More and more the tradition focused on this knowledge as a power in and of itself. It came to be seen as a force that made a person sufficient unto oneself—and perhaps godly— regardless of whether or not a person did anything with the knowledge they possessed. To know something was to possess power— even yogic power.

In yogic contexts, this translated into an emphasis on pursuing knowledge as its own path to transcendence.

Samkhya Philosophy took this even farther than yoga, but, eventually, yoga co-opted Samkhya practice and metaphysics for its own bodily practices (what we can call “endotechnologies”).

In the bluntest sense, the yogic focus on knowledge as a practice in and of itself manifested as jnana yoga - the work of scholarship and the reading of holy texts.

In a subtler sense, this focus on knowledge evolved into meditation on the meanings behind the great sayings , the Mahavakyas.

The Mahavakyas function somewhat like Zen koans, and yogis are invited to chant them inwardly, brooding on their implications. Patanjali supplies this formula when he says, “The mantra should be recited repeatedly while reflecting on its meaning” (Sutra 1:28).

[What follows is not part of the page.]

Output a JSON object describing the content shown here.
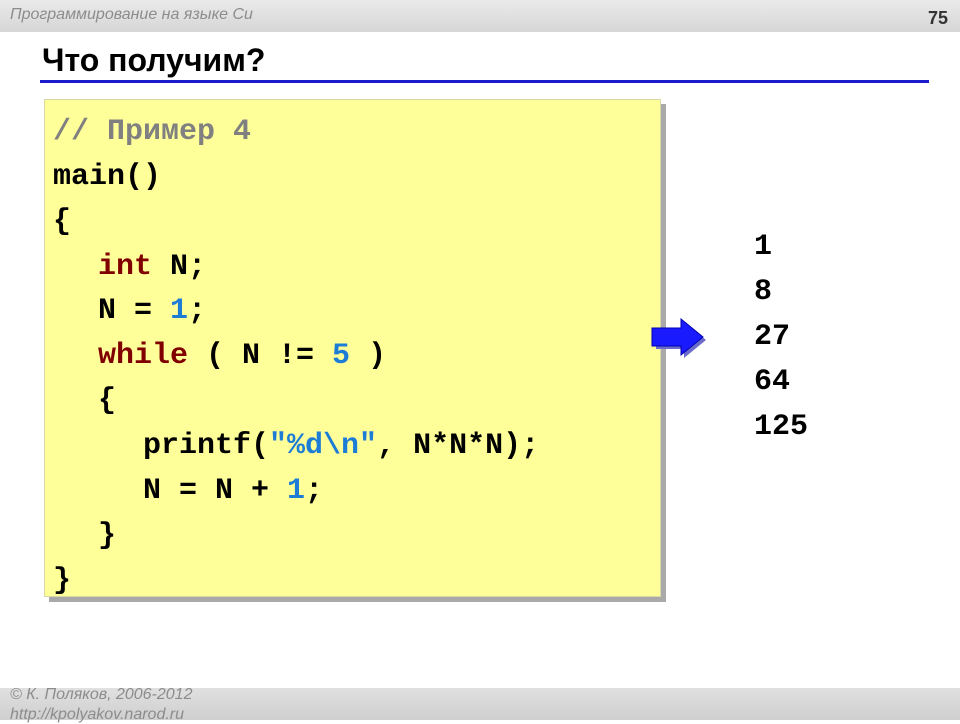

The eight primary Mahavakyas are: 1. Prajñânam brahma, “Prana is Brahman (the universal consciousness)” 2. Ayam âtmâ brahma, “This self is Brahman” 3. Tat tvam asi, “Thou art that” 4. Aham brahmâsmi, “I am Brahman” 5. Brahma satyam jagan mithyâ, Brahman is real, the world is illusory” 6. Ekam evadvitiyam brahma, “Brahman is one without a second” 7. So ‘ham, “He am I” 8. Sarvam khalvidam brahma, “All of this is Brahman”

This emphasis on knowledge could also take the form of meditating on the meaning of any mantra.

Subtler still, the singular power of knowledge implies that the “knowledge packet” of any particular mantra can be taken into one’s body tactilely - as a physical thing - to enhance or clarify the self.

This could be done via vinyasa, “precise placement.”

The guru would touch the student’s body and “implant” the mantra in them.

Of course, mantras can be integrated by silent or non-silent chanting, too.

the oldest books of Indian traditions... include many ideas yoga makes use of.

In the practice of Advaita Vedanta (“nondual”) Philosophy, this focus on knowledge became even more all-encompassing.

In AV, one accepts intellectually that a supraintellectual realization of the mahavakyas -or the supra-intellectual realization of vidya (knowing) in an absolute sense - results in jivanmukta - living liberation.

Along with the Epic of Gligamesh, the Illiad, and the Old Testament, the Vedas are humanity’s oldest complete compositions. They are the source point for the religious traditions of India.

Though the Upanishads (c. 600 BCE to 200 CE) are the first books of yoga, they repurpose Vedic material for yogic use. If students and teachers want to know the nuances behind yoga philosophy and practice, if they want to understand how both practice and philosophy evolved—and source the tradition for their personal evolution - much will come of brooding on the holy Vedas.